Diet, Air Pollution May Play Role in Ankylosing Spondylitis Activity, Study Suggests
A high-fat diet and long-term exposure to air pollution are both associated with worse outcomes in patients with ankylosing spondylitis, a study shows.
The study, “Effect of food intake and ambient air pollution exposure on ankylosing spondylitis disease activity,” was published in the journal Advances in Rheumatology.
Ankylosing spondylitis is an immune-mediated rheumatic disease characterized by chronic and progressive inflammation involving the back, neck, and the lower spine and hip joints. This condition is associated with physical impairments caused by decreased spinal mobility and severe pain that can affect daily life.
The activity of ankylosing spondylitis significantly varies between patients: While some have only minimal symptoms, others may experience aggressive and widespread manifestations. Although it is not yet fully understood why this happens, it is believed that genetic and environmental factors may have a critical role.
Increasing evidence has shown that diet and air pollution can contribute toward the inflammatory process in human health and disease. Now Tehran University of Medical Sciences researchers have explored the role of these two environmental factors in disease activity and functional impairment in ankylosing spondylitis.
The team recruited 30 patients with ankylosing spondylitis from the Iranian Ankylosing Spondylitis Association and 30 age- and sex-matched healthy volunteers used as controls.
Approximately 43% of patients and 30% of the controls were active smokers. However, no significant difference was found in disease activity, as measured by three different scales — BASMI, BASFI, and BASDAI — between patients who were smokers and those who were nonsmokers.
When looking specifically at diet, ankylosing spondylitis patients had about a 1.2 times higher mean caloric consumption and fat intake than controls. Total fat intake had a weak correlation with the BASFI score of disease activity in the patient group.
In particular, patients were found to eat foods that were richer in saturated fat, monounsaturated fatty acids, and polyunsaturated fatty acids (three types of fatty molecules). Consumption of all three of these fats was moderately correlated with BASFI scores, and monounsaturated fatty acid intake was also moderately correlated with BASMI scores in ankylosing spondylitis patients.
“Among all the essential components that were measured like proteins, the amount of carbohydrates, energy intake and fat intake in the patient group was significantly higher than the control group,” the researchers wrote.

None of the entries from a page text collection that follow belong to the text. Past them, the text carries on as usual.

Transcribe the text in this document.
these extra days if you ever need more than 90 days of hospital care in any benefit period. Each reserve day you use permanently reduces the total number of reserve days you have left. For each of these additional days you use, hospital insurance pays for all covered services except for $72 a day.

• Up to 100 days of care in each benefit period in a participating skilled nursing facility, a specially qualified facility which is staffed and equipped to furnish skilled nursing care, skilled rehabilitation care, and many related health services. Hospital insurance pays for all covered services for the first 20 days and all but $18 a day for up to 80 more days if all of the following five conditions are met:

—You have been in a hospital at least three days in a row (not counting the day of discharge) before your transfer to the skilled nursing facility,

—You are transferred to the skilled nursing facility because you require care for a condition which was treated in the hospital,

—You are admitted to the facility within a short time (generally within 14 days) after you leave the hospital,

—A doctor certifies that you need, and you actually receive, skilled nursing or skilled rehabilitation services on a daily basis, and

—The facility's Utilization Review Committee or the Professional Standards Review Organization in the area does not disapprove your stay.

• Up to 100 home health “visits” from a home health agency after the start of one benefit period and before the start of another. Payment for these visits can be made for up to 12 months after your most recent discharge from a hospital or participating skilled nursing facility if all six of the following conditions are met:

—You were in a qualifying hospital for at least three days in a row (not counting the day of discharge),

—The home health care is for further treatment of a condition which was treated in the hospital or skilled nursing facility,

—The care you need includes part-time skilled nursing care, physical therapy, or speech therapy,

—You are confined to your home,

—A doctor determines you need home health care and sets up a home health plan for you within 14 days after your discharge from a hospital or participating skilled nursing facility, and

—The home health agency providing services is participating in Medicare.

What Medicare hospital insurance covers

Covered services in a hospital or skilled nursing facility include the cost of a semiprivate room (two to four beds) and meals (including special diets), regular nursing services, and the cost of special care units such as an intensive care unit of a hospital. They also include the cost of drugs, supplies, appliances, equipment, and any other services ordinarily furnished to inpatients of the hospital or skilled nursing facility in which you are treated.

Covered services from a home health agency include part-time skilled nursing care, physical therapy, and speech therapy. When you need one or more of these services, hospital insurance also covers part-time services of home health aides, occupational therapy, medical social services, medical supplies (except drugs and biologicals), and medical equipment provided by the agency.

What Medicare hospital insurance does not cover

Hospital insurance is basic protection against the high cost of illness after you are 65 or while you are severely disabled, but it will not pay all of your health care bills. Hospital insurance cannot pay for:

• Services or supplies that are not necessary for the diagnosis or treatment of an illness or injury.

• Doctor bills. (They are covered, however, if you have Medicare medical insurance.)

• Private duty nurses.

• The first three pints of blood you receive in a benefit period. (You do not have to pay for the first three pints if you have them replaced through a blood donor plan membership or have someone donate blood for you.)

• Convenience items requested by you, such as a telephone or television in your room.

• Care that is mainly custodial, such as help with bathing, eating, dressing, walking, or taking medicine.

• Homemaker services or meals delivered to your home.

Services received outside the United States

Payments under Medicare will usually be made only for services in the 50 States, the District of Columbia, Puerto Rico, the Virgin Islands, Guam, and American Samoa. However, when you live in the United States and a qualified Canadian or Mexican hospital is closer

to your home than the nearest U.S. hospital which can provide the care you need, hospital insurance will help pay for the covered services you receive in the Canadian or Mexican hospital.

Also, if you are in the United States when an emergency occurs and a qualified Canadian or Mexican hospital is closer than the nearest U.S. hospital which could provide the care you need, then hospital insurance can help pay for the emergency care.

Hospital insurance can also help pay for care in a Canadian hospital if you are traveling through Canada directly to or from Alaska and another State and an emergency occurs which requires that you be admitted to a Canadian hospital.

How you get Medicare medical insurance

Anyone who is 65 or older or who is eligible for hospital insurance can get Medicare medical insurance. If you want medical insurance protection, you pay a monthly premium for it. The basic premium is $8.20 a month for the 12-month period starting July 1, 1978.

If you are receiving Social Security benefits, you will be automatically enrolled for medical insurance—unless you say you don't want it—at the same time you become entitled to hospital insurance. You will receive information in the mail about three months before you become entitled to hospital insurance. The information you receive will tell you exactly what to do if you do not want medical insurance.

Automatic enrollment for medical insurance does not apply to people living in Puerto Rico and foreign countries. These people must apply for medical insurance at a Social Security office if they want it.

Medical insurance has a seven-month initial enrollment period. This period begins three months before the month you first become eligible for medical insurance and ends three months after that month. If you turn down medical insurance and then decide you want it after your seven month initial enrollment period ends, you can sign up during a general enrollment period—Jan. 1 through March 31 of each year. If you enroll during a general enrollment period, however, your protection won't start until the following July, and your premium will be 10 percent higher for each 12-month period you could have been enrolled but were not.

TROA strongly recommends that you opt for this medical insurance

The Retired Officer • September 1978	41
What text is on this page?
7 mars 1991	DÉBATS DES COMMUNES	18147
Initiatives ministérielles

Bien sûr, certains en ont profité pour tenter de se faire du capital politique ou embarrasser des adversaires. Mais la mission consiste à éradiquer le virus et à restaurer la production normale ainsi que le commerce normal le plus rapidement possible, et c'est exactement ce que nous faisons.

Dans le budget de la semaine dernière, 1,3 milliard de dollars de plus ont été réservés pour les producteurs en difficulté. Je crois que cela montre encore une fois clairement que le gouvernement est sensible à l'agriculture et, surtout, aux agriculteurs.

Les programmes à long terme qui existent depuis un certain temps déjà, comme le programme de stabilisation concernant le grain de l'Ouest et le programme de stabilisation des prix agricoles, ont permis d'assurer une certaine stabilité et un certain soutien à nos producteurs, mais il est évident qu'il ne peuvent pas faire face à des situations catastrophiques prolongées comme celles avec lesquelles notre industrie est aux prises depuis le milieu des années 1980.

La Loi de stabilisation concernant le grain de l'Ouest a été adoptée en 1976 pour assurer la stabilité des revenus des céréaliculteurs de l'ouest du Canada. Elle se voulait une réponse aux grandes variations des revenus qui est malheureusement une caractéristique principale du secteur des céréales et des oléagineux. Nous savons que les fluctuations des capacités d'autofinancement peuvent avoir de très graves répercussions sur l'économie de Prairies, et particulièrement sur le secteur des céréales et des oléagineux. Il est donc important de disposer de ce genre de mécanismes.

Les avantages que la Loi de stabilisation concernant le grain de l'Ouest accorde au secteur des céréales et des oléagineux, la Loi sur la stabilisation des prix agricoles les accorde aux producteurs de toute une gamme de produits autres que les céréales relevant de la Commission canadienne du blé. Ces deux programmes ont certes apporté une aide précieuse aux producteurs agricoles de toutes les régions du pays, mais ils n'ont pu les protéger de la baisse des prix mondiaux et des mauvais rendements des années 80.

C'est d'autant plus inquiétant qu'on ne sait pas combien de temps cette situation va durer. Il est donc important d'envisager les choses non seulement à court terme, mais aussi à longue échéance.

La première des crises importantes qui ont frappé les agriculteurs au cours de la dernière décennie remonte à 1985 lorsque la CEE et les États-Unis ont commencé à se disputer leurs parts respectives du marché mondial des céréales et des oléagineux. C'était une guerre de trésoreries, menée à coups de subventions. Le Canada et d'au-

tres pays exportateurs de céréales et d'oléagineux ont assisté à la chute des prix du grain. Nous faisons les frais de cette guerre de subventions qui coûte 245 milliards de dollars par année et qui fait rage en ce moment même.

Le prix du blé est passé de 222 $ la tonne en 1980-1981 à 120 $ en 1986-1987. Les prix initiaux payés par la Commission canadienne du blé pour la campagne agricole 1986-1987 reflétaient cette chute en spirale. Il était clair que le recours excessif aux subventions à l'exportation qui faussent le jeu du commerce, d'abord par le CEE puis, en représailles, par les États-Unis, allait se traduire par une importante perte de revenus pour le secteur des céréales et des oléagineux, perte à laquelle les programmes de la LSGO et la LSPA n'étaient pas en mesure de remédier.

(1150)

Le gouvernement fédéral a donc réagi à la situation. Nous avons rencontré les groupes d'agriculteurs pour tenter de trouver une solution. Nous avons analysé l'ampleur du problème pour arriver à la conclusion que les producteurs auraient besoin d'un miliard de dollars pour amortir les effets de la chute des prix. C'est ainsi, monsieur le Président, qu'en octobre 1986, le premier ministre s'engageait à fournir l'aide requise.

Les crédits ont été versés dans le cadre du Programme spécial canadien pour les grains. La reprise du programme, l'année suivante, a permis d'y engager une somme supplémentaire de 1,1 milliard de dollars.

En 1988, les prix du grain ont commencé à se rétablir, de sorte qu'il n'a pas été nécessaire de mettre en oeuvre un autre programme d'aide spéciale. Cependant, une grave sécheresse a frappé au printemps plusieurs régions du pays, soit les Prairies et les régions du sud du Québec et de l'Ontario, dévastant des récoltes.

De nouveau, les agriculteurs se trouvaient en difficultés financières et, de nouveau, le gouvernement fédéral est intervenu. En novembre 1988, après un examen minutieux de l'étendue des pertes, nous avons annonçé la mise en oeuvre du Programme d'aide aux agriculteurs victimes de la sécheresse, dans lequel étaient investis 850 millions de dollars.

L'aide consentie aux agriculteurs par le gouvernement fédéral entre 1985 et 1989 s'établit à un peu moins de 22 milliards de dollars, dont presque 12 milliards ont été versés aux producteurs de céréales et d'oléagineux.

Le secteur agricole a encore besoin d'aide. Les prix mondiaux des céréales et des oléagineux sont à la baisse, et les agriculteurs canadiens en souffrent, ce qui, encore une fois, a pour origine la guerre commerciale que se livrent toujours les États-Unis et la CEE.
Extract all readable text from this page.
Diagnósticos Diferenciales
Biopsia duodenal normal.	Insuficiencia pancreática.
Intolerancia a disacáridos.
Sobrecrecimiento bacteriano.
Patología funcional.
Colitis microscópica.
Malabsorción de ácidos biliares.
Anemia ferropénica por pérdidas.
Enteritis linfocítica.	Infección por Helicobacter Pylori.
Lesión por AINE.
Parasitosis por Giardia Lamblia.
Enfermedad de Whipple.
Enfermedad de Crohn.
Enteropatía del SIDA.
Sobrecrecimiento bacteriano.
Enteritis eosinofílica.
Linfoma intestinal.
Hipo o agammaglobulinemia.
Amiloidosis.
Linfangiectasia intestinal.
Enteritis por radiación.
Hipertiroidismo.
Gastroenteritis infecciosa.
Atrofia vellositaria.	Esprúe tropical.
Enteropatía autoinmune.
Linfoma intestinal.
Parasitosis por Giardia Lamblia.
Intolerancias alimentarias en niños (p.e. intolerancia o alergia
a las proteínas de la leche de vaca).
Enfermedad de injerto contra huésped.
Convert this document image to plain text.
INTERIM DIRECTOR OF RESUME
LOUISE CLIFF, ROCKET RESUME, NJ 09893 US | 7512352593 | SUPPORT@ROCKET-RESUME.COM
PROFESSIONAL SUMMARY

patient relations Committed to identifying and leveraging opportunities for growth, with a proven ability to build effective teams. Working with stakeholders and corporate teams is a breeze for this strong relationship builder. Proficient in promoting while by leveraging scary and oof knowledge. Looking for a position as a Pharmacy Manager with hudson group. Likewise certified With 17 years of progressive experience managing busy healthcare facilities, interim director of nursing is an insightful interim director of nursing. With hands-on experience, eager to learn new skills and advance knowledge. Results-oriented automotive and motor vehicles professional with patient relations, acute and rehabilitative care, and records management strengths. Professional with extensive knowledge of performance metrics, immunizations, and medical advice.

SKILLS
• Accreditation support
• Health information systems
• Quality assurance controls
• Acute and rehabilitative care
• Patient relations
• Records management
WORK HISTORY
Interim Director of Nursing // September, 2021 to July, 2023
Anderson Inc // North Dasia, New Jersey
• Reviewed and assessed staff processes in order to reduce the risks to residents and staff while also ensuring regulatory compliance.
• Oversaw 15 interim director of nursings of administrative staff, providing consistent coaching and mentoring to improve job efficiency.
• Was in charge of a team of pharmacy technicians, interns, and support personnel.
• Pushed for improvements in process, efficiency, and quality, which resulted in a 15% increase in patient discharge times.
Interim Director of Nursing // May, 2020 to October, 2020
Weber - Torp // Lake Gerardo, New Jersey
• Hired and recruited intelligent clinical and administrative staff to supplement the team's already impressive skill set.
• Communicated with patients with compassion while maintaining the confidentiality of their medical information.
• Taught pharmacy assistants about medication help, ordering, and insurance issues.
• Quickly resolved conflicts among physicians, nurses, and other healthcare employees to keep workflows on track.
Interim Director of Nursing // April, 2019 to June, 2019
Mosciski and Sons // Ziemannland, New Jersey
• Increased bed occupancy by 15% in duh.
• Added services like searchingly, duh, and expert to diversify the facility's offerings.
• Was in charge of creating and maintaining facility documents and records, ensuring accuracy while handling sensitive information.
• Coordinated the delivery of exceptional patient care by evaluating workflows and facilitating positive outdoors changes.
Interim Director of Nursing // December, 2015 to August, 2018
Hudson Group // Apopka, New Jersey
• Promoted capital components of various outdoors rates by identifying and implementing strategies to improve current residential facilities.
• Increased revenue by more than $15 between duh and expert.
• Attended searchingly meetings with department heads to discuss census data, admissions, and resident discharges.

Many fatty molecules can trigger cellular signals and modulate the response of immune cells. As a result, they can play an active role in the proinflammatory status of these patients, which can further explain the relationship among diet, fat intake, and disease activity.
In general, patients also consumed higher amounts of several vitamins (A, B1, B2, C) and minerals (potassium, calcium, iron, phosphorus, magnesium, zinc, copper, and selenium) than the healthy volunteers. Still, only higher vitamin E intake was found to be moderately associated with higher BASMI scores in the patient group.
Air pollution exposure was not different between patients and controls. However, patients who had been exposed to a specific type of pollutant particles (atmospheric particulate matter with a diameter of less than 2.5 micrometers) over the long term had higher BASFI, BASDI, and BASMI scores, suggesting a strong correlation between air pollution and ankylosing spondylitis disease activity.
These findings “reveal a new perspective to air pollution effects on ankylosing spondylitis,” according to the researchers.
Additional studies are still needed to further explore the possibility of using dietary programs as a management strategy for this population. In addition, the team believes that “living in areas with lower air pollution might be a solution for ankylosing spondylitis patients” to control their disease.